Broad shoulders the burden


To English fans it felt longer, a lot longer but it was in fact only a six year period that separated Ian Botham’s last Test match appearance in 1992 from Andrew Flintoff’s first. The holy grail for a cricket team is to be able to include an all-rounder capable of deciding a game with either bat or ball. Alongside Jacques Kallis and the unconventionally brilliant Adam Gilchrist it was Flintoff that completed the triumvirate of the next generation to follow Botham, Imran Khan, Kapil Dev and Richard Hadlee. Whilst all England fretted over the end of the talismanic Flintoff’s career they did not expect Friday at the Oval to confirm the growth from fawn to stag of Stuart Broad.
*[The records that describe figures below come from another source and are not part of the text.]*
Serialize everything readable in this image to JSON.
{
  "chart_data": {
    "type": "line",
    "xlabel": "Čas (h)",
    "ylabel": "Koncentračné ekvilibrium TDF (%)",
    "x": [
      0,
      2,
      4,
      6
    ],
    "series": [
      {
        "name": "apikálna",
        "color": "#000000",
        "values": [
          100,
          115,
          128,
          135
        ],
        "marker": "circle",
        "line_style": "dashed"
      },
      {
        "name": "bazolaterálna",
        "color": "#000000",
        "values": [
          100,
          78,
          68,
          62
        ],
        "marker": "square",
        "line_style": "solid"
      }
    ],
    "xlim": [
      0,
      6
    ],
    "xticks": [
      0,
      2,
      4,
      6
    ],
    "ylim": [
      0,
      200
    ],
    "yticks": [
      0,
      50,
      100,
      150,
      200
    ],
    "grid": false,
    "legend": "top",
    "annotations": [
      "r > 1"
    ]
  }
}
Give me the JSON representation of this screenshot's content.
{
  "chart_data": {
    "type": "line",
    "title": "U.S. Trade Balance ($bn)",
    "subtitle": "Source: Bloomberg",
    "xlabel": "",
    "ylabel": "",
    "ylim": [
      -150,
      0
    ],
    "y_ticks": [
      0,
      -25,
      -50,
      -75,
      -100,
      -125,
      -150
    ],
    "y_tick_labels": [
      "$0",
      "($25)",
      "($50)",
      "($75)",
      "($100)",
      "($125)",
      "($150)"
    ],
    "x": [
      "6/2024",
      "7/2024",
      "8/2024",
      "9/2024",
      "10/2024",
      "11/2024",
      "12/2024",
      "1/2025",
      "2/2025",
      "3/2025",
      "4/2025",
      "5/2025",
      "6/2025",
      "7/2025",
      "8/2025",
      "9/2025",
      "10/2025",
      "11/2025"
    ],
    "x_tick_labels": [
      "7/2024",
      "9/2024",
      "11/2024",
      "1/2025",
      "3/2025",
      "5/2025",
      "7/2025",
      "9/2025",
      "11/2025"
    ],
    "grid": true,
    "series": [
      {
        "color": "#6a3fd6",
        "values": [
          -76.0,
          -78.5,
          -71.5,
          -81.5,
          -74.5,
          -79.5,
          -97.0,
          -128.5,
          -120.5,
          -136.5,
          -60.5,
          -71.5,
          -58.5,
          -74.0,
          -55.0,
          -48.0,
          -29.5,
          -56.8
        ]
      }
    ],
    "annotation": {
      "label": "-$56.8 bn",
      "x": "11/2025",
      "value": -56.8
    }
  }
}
Whisper it quietly no longer; he is the complete package.

It’s easy to criticise an English cricketer and many have criticised Broad for his propensity to deliver four-balls and a lack of wickets. However, he is a young intelligent cricketer who works hard at his game. He bats classically, he fields athletically and now he has started to bowl accurately and with cunning. It was a hard apprenticeship served running in on flat pitches in India and the West Indies for little reward. However, when England has needed a hero to produce a career-defining performance at the death it was Broad that stepped up to deliver a spell of bowling of 5-37 that left England shocked and Australia pole-axed.

For almost the first time in his Test career Broad performed the accurate impersonation of Glenn McGrath that supporters have been calling for. It has been ignored that at the age of 23 Broad is playing his 21st Test; at the same age McGrath was yet to make his debut for Australia. Too much too soon is expected of talented young players thrown in to the crucibles of Test cricket and the media spotlight. Give Broad a chance to spread his wings and grow in to his art as a bowler. Then he will feel equipped to shoulder the burden of the attack as McGrath once did for 13 distinguished years.

The Oval pitch has come in for criticism as being a ‘result pitch’. This is no bad thing yet it has not been doctored to favour England. Yes, England won the toss and made first use of the strip – it could have been Australia that won the toss and elected to bat. Yes, England picked a front-line spinner to take advantage of the turn and bounce that the Oval offers – Australia could have done likewise. The 23 wickets that have fallen in two days have owed more to poor umpiring decisions, disciplined bowling and poor batting than demons in the pitch.

A lead of 230 runs with 7 wickets in hand places England firmly in the driving seat at the end of day two but the Ashes aren’t regained yet. As the twists and turns in this series have made many cricket writers sound less knowledgeable than even Kerry Katona on a daytime television show your correspondent will not be making any predictions. Suffice to say that it’s not the first but the twentieth wicket that is the hardest to take and the Australians will fight until the end.